Su edad. Otra vez su edad. Había sido su edad la que la trajo hasta aquí. Su hijo pensó que, por su edad, éste era el mejor lugar para ella. Recuerda cada palabra de aquel día. Es un lindo lugar mamá. Será lo mejor para ti. No estarás sola. Tendrás gente de tu edad para conversar, harás amigos y siempre habrá alguien cuidando de ti. Vas a estar bien. María ya no puede más, nunca pudo contigo. Sí, sé que piensas que no era la mujer para mí, pero ha sido un  a buena esposa. Mamá, ¿entiendes lo que te digo?, ¿Me escuchas?

      Asiento. 

Lo miro fijamente y recuerdo las veces que durmió entre mis brazos, las veces que mentí para que su padre no lo castigara, recuerdo… Iremos a visitarte todos los fines de semana. Lo prometo. Le tomo el rostro entre mis manos y se lo recorro como hacen los ciegos cuando intentan reconocer a una persona; debo grabarme su rostro pues sé que pronto dejaré de verlo.

Me abraza y llora.

Le limpio el rostro y le pido con gestos que salga de mi habitación. Se va. Busco mis maletas y empaco. Lloro. Me duelen los años. Ha sido idea de María, no tengo duda de eso: nunca le gustó la idea de que viniera a vivir con ellos. Tampoco a mí.

Empaco y creo escuchar gritos en la sala. Es Lilí. Dice que si me voy, ella se va conmigo. Tiene sólo cuatro años y su padre trata de hacerle entender que es lo mejor para mí. Ella llora y sigue gritando No, no no… Escucho la voz de Marito, preguntándole a su padre si está haciendo lo correcto. Mi hijo responde que sí, que es por mi edad. ¡Haré lo mismo cuando tú llegues a esa edad!, le dice Mario a su padre, con enojo y corre hasta mi cuarto. Él y Lilí están golpeando mi puerta. Abro y Lilí se me lanza. La cargo y le digo que todo va a estar bien. Ella sigue llorando. Mario abraza mi cintura con fuerza y cierra los ojos porque no quiere que lo vea llorar. Les pido que se calmen. Nos sentamos los tres en la cama y les muestro el baúl que siempre han querido abrir y nunca pudieron. Lo abro y sus ojos se agrandan: quieren ver mi tesoro. Les limpio las lágrimas y uno a uno muestro los preciados objetos que guarda el viejo baúl. Lilí ve mis fotografías, de sesenta años atrás, y pregunta ¿Quién es la muchacha bonita?

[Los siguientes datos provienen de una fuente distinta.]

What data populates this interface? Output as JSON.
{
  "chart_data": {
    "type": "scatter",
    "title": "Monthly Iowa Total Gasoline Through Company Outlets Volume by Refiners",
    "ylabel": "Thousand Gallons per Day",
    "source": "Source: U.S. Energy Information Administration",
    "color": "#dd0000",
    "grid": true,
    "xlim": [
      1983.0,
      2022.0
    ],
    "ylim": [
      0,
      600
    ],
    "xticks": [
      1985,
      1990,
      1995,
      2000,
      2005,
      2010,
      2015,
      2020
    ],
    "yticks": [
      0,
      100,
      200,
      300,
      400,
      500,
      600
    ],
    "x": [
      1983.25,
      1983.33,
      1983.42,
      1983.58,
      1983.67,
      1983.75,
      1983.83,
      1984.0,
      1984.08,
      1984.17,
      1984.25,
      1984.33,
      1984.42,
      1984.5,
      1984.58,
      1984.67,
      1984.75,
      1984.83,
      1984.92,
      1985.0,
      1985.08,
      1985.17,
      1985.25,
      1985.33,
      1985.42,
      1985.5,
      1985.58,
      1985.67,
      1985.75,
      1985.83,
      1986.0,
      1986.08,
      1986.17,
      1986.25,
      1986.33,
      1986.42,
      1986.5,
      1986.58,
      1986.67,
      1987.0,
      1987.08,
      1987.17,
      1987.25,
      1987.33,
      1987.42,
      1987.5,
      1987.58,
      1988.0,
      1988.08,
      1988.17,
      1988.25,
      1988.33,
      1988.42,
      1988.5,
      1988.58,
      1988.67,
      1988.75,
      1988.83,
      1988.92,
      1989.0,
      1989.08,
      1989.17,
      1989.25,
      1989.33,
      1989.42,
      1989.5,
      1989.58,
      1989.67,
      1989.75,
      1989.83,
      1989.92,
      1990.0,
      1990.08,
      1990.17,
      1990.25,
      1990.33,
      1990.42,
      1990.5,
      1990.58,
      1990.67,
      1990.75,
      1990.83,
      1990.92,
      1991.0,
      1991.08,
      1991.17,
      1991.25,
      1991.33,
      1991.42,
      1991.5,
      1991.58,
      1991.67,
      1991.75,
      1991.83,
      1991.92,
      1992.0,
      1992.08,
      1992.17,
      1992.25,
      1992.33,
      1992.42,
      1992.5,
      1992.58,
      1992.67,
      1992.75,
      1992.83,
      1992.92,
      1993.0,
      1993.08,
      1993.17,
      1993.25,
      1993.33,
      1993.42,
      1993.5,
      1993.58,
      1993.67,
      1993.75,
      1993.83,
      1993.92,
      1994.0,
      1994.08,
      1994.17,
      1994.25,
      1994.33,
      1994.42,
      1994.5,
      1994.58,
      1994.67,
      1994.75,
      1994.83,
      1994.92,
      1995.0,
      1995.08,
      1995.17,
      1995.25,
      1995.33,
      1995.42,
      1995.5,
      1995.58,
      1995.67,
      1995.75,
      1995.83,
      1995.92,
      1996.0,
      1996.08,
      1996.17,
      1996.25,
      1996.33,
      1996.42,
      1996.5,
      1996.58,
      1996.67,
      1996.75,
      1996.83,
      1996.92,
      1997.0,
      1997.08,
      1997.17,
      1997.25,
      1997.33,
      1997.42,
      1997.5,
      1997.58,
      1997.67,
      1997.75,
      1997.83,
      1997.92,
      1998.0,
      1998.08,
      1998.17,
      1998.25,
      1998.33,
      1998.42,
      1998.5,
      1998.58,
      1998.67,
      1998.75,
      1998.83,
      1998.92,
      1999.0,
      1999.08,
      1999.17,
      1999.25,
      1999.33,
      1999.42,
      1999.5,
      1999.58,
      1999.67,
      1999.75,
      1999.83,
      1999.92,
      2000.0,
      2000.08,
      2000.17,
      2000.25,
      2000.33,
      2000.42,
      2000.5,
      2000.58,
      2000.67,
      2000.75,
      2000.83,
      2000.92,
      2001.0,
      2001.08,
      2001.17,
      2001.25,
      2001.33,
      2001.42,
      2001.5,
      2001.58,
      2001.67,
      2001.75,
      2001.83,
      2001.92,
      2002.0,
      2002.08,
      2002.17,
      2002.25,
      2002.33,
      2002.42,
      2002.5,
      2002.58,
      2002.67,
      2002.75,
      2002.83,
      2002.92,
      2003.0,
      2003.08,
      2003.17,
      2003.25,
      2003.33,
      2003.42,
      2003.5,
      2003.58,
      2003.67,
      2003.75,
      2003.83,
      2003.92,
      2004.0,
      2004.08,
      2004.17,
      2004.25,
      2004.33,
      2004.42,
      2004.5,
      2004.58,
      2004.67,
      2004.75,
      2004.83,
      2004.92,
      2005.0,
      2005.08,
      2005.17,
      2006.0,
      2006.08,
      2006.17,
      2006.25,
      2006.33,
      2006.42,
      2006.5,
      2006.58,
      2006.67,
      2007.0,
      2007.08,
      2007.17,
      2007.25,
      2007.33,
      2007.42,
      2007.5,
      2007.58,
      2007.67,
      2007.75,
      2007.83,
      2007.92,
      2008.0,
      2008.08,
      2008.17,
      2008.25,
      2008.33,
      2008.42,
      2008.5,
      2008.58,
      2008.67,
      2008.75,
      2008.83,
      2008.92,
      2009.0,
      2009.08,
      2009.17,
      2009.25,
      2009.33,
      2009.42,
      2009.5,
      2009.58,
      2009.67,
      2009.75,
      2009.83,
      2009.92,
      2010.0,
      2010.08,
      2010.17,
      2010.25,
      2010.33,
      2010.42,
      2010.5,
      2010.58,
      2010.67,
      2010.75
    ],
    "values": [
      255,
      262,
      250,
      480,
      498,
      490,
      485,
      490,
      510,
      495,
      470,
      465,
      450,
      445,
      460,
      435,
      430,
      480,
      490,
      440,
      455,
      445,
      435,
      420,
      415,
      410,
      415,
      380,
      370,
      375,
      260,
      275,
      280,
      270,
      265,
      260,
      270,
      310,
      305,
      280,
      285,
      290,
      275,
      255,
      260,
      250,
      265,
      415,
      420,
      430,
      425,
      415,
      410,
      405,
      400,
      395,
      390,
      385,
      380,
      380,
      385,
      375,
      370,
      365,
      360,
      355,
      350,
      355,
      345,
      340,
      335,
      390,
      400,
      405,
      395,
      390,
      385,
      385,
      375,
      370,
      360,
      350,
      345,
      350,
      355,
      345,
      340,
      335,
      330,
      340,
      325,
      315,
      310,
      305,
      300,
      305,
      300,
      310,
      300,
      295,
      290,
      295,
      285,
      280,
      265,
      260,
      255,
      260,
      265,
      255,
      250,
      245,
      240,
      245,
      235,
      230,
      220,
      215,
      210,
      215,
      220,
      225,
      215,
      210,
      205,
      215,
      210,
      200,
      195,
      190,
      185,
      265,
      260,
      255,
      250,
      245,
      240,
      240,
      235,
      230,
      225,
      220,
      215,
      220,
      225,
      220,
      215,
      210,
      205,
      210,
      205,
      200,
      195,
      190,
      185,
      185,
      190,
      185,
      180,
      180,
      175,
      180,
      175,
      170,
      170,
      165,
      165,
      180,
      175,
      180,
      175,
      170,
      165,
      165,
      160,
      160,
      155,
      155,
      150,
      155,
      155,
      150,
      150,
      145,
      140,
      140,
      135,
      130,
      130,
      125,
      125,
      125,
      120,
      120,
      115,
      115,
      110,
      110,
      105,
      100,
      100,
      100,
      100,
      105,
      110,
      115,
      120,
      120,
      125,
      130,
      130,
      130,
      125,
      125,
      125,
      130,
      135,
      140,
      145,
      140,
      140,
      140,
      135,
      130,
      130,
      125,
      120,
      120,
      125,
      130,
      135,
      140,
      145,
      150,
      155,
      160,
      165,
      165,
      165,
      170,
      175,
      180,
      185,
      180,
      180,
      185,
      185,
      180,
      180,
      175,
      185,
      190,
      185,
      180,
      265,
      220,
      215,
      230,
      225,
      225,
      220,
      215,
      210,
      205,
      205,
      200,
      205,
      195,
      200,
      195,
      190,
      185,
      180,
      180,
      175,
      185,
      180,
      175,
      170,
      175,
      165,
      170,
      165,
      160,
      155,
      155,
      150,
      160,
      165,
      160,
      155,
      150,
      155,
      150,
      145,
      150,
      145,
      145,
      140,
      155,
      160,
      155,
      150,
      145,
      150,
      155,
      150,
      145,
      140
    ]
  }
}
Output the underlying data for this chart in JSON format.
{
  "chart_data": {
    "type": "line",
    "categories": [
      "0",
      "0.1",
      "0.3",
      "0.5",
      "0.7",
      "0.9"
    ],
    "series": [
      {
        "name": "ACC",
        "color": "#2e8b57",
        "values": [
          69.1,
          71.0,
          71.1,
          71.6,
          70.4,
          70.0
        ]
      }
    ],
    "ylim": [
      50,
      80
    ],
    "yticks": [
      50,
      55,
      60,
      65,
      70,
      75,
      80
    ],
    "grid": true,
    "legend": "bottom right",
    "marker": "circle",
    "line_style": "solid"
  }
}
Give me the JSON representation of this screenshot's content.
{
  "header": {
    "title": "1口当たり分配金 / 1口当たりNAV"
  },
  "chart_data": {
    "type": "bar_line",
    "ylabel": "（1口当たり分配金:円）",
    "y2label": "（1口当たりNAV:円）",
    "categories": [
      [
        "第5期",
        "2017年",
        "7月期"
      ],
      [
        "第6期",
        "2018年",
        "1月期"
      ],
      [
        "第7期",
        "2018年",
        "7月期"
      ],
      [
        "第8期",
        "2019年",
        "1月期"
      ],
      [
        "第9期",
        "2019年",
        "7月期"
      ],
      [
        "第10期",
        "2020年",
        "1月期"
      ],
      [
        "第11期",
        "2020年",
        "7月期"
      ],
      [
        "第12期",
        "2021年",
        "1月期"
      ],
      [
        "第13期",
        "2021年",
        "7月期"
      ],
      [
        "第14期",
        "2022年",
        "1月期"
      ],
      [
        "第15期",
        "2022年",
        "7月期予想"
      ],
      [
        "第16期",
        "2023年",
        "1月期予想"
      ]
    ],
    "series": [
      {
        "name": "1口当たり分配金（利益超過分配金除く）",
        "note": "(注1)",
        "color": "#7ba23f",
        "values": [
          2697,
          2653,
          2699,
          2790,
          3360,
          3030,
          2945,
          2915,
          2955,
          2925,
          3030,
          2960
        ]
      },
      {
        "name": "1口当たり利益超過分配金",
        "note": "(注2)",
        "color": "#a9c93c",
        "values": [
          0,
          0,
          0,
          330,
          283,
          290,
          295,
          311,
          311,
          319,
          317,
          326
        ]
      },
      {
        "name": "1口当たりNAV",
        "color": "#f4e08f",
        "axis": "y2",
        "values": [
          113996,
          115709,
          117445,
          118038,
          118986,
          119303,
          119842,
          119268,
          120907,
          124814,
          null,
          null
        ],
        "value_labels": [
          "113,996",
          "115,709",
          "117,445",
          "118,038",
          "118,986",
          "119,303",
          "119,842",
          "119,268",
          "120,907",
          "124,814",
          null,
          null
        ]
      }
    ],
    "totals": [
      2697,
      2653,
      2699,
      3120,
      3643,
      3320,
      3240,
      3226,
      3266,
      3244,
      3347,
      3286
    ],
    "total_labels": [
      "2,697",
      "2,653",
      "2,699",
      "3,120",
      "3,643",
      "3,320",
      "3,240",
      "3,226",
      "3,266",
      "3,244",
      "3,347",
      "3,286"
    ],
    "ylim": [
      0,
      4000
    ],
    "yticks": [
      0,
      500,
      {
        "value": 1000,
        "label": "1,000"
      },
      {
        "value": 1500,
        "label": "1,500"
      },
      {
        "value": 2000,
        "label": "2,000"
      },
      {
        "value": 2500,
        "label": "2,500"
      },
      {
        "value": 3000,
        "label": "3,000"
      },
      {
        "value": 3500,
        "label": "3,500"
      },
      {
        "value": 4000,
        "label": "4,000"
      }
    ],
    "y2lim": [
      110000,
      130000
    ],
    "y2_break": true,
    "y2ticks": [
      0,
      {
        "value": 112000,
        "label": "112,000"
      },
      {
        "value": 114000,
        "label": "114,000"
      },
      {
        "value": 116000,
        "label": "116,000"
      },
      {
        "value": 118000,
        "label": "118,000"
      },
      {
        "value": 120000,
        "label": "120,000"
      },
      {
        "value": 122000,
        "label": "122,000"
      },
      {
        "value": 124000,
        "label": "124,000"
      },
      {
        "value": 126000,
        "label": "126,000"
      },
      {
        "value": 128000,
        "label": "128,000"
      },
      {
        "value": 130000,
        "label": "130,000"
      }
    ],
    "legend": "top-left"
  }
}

Le digo que soy yo, y sonríe, y dice no con la cabeza, reímos los tres. Lilí sigue preguntando ¿No tenían colores? Mario le pide que se calle y seguimos sacando objetos. Una brújula antigua hace que los ojos de Mario se agranden más. Fue de tu abuelo le digo; siempre le recordó la forma de volver a casa. Tendría que ser de tu padre ahora, pero estoy segura de que tú la cuidarás mejor. 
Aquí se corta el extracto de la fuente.